Re: [PATCH v10 1/3] hw/riscv: handle 32 bit CPUs kernel_addr in riscv_load_kernel()

[Daniel Henrique Barboza]

Hey,

On 2/3/23 07:45, Bin Meng wrote:
> Hi Daniel,
>
> On Fri, Feb 3, 2023 at 6:31 PM Daniel Henrique Barboza
> <dbarboza@ventanamicro.com> wrote:
> > On 2/3/23 02:39, Bin Meng wrote:
> > > On Thu, Feb 2, 2023 at 9:58 PM Daniel Henrique Barboza
> > > <dbarboza@ventanamicro.com> wrote:
> > > > load_elf_ram_sym() will sign-extend 32 bit addresses. If a 32 bit QEMU
> > > > guest happens to be running in a hypervisor that are using 64 bits to
> > > > encode its address, kernel_entry can be padded with '1's and create
> > > > problems [1].
> > >
> > > Still this commit message is inaccurate. It's not
> > >
> > > "a 32-bit QEMU guest happens to running in a hypervisor that are using
> > > 64 bits to encode tis address"
> > >
> > > as a 32-bit ELF can only hold a 32-bit address, but it's the QEMU ELF
> > > loader that does the sign extension and returns the address as
> > > uint64_t. It has nothing to do with hypervisor too.
> >
> >
> > Yeah I'm still focusing too much on the use case instead of the root of the
> > problem (sign-extension from QEMU elf).
> >
> > > > Using a translate_fn() callback in load_elf_ram_sym() to filter the
> > > > padding from the address doesn't work. A more detailed explanation can
> > > > be found in [2]. The short version is that glue(load_elf, SZ), from
> > > > include/hw/elf_ops.h, will calculate 'pentry' (mapped into the
> > > > 'kernel_load_base' var in riscv_load_Kernel()) before using
> > > > translate_fn(), and will not recalculate it after executing it.
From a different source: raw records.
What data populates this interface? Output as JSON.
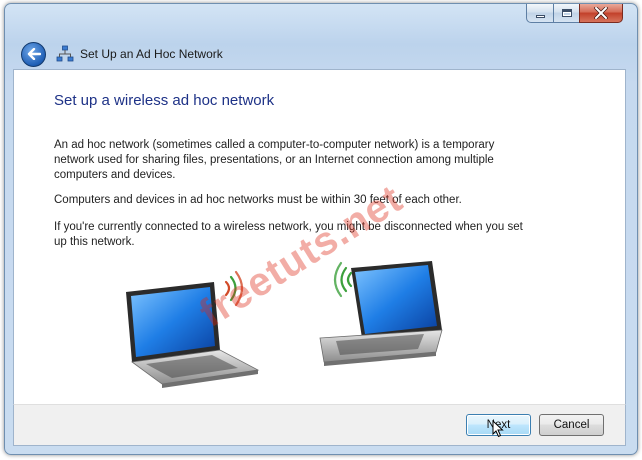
{
  "window": {
    "title": "Set Up an Ad Hoc Network",
    "controls": {
      "minimize": "minimize-icon",
      "maximize": "maximize-icon",
      "close": "close-icon"
    }
  },
  "page": {
    "heading": "Set up a wireless ad hoc network",
    "paragraphs": [
      "An ad hoc network (sometimes called a computer-to-computer network) is a temporary network used for sharing files, presentations, or an Internet connection among multiple computers and devices.",
      "Computers and devices in ad hoc networks must be within 30 feet of each other.",
      "If you're currently connected to a wireless network, you might be disconnected when you set up this network."
    ],
    "watermark": "freetuts.net"
  },
  "buttons": {
    "next": "Next",
    "cancel": "Cancel"
  },
  "colors": {
    "heading": "#1e3287",
    "frame": "#c9dcf0",
    "close_button": "#c2402a",
    "wireless_signal": "#3ca03c",
    "wireless_signal_alt": "#d24a28"
  }
}
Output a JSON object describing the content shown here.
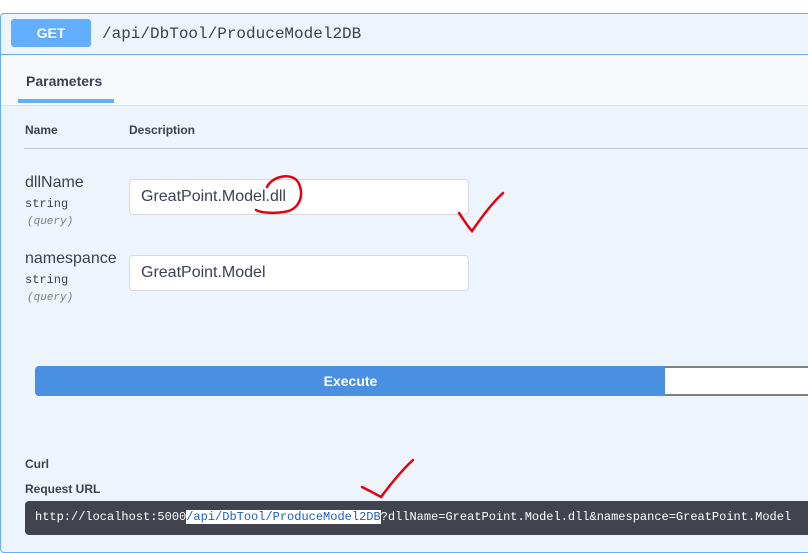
{
  "operation": {
    "method": "GET",
    "path": "/api/DbTool/ProduceModel2DB"
  },
  "tabs": [
    "Parameters"
  ],
  "columns": {
    "name": "Name",
    "description": "Description"
  },
  "parameters": [
    {
      "name": "dllName",
      "type": "string",
      "in": "(query)",
      "value": "GreatPoint.Model.dll"
    },
    {
      "name": "namespance",
      "type": "string",
      "in": "(query)",
      "value": "GreatPoint.Model"
    }
  ],
  "actions": {
    "execute": "Execute",
    "clear": ""
  },
  "responses": {
    "curl_label": "Curl",
    "request_url_label": "Request URL",
    "request_url": {
      "host": "http://localhost:5000",
      "path": "/api/DbTool/ProduceModel2DB",
      "query": "?dllName=GreatPoint.Model.dll&namespance=GreatPoint.Model"
    }
  },
  "annotations": {
    "color": "#e3000f",
    "marks": [
      "circle-around-dll",
      "checkmark",
      "checkmark"
    ]
  },
  "colors": {
    "get_accent": "#61affe",
    "execute_blue": "#4990e2",
    "url_bg": "#41444e"
  }
}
This
> > > > means that the callback does not prevent the padding from
> > > > kernel_load_base to appear.
> > > >
> > > > Let's instead use a kernel_low var to capture the 'lowaddr' value from
> > > > load_elf_ram_sim(), and return it when we're dealing with 32 bit CPUs.
> > >
> > > Looking at the prototype of load_elf_ram_sym() it has
> > >
> > > ssize_t load_elf_ram_sym(const char *filename,
> > >                            uint64_t (*elf_note_fn)(void *, void *, bool),
> > >                            uint64_t (*translate_fn)(void *, uint64_t),
> > >                            void *translate_opaque, uint64_t *pentry,
> > >                            uint64_t *lowaddr, uint64_t *highaddr,
> > >                            uint32_t *pflags, int big_endian, int elf_machine,
> > >                            int clear_lsb, int data_swab,
> > >                            AddressSpace *as, bool load_rom, symbol_fn_t sym_cb)
> > >
> > > So kernel_low is the "highaddr" parameter, not the 'lowaddr' value.
> >
> > And for some reason I thought kernel_base_addr was being used as 'pentry'. 
> > kernel_base_addr
> > is already 'lowaddr'. Guess I'll have to rewrite the commit message. And 
> > revisit why my
> > test case worked for riscv32 (I probably didn't use an ELF image ...)
> >
> > And the only way out seems to be filtering the bits from lowaddr. I'll do that.
>
> Can you check as to why QEMU ELF loader does the sign extension?
>
> I personally don't know why. Maybe the ELF loader does something wrong.


I took a look and didn't find out why. I checked that in the ELF specification 
some
file headers can indicate a sign extension. E.g. R_X86_64_32S for example is 
described as
"Direct 32 bit zero extended". Note that the use of the tags are dependent on 
how the
ELF was built, so we would need the exact ELF to check for that. All I can say 
is that
there is a sign extension going on, in the 'lowaddr' field, and that 
translate_fn()
wasn't enough to filter it out. I can't say whether this is intended or a bug.


But going back a little, this whole situation happened in v5 because, in the 
next
patch, riscv_load_initrd() started to receive an uint64_t (kernel_entry) 
instead of
receiving a target_ulong like it was doing before. This behavior change, which 
was
accidental, not only revealed this sign-extension behavior but also potentially 
changed
what riscv_load_initrd() is receiving from load_uimage_as() the same way it's
impacting load_elf_ram_sym(). The third load option, load_image_targphys_as(), 
is
already using a target_ulong (kernel_start_addr) as return value so it's not
impacted.

I believe Alistair suggested to clear bits instead of just doing a target_ulong
cast for a reason (I guess we're trying to gate all 32/64 bit CPU logic using a
direct approach such as checking the CPU directly), but I also think we should
clear bits for all 'kernel_entry' possibilities, not just the one that comes 
from
load_elf_ram_sym(), to be consistent in all three cases. We might be even 
avoiding
a future headache from load_uimage_as().



Thoughts?


Daniel


[1] 
https://github.com/riscv-non-isa/riscv-elf-psabi-doc/blob/master/riscv-elf.adoc

> Regards,
> Bin